The hope was that spools could be prefabricated onshore to the exact dimensions needed, thereby minimizing the time required for field fit-up welds and also eliminating unplanned interferences.

Deployment of the Cyrax technology was put on fast track after the feasibility and costs were checked. The deployment cost estimate came in at less $50,000.

The upgrade project had a 10% contingency, $200,000, for rework, etc., so that this additional work could be paid from this contingency budget.

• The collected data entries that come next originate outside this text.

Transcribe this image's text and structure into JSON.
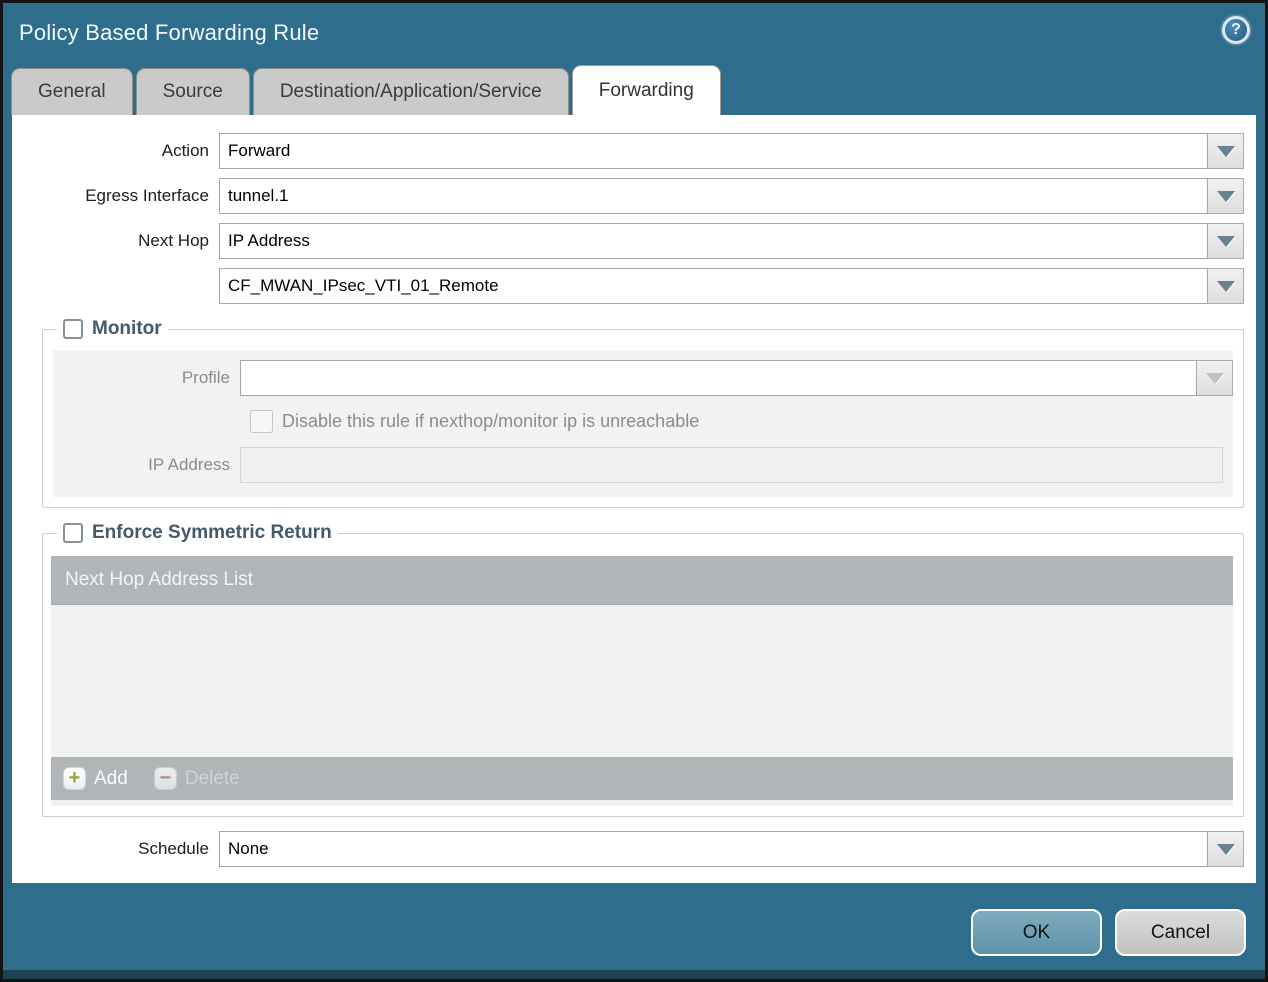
{
  "window": {
    "title": "Policy Based Forwarding Rule"
  },
  "icons": {
    "help_glyph": "?",
    "add_glyph": "+",
    "delete_glyph": "−"
  },
  "tabs": [
    {
      "label": "General",
      "active": false
    },
    {
      "label": "Source",
      "active": false
    },
    {
      "label": "Destination/Application/Service",
      "active": false
    },
    {
      "label": "Forwarding",
      "active": true
    }
  ],
  "form": {
    "action": {
      "label": "Action",
      "value": "Forward"
    },
    "egress_interface": {
      "label": "Egress Interface",
      "value": "tunnel.1"
    },
    "next_hop": {
      "label": "Next Hop",
      "value": "IP Address"
    },
    "next_hop_address": {
      "value": "CF_MWAN_IPsec_VTI_01_Remote"
    },
    "schedule": {
      "label": "Schedule",
      "value": "None"
    }
  },
  "monitor": {
    "title": "Monitor",
    "checked": false,
    "profile": {
      "label": "Profile",
      "value": ""
    },
    "disable_rule": {
      "label": "Disable this rule if nexthop/monitor ip is unreachable",
      "checked": false
    },
    "ip_address": {
      "label": "IP Address",
      "value": ""
    }
  },
  "enforce_symmetric_return": {
    "title": "Enforce Symmetric Return",
    "checked": false,
    "list": {
      "header": "Next Hop Address List",
      "rows": [],
      "add_label": "Add",
      "delete_label": "Delete"
    }
  },
  "footer": {
    "ok_label": "OK",
    "cancel_label": "Cancel"
  },
  "colors": {
    "titlebar": "#2e6d8b",
    "footer_strip": "#1b4354",
    "tab_inactive": "#cacaca",
    "section_title": "#44596b",
    "list_header_bg": "#b1b5b8",
    "profile_field_bg": "#f6efdb",
    "ok_button": "#6c9fb4",
    "cancel_button": "#cccccc",
    "add_icon_green": "#91a839",
    "delete_icon_red": "#b07a6e"
  }
}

Specific project goals were to:

  • Use Cyrax as-builts to check against in-process retrofit designs.
  • Meet or beat scheduled platform shut-in of 72 hr.
  • Keep rework time and cost to a minimum.
  • Eliminate interferences and conflicts, including path conflicts during installation.
  • Improve conceptual design for better maintenance access.
  • Establish more than 24 tie-point locations to 0.25-in. accuracy.
  • Quantify the costs-benefits of the technology for future project references

Project logistics, costs

The project used scanning equipment rented from a Cyra dealer, 3D-LaserTech, Houston. This dealer coordinated the personnel for the fieldwork, and office processing of the scan data, which included support from ConneXsys, Richmond, Calif., an engineering company experienced with Cyrax projects.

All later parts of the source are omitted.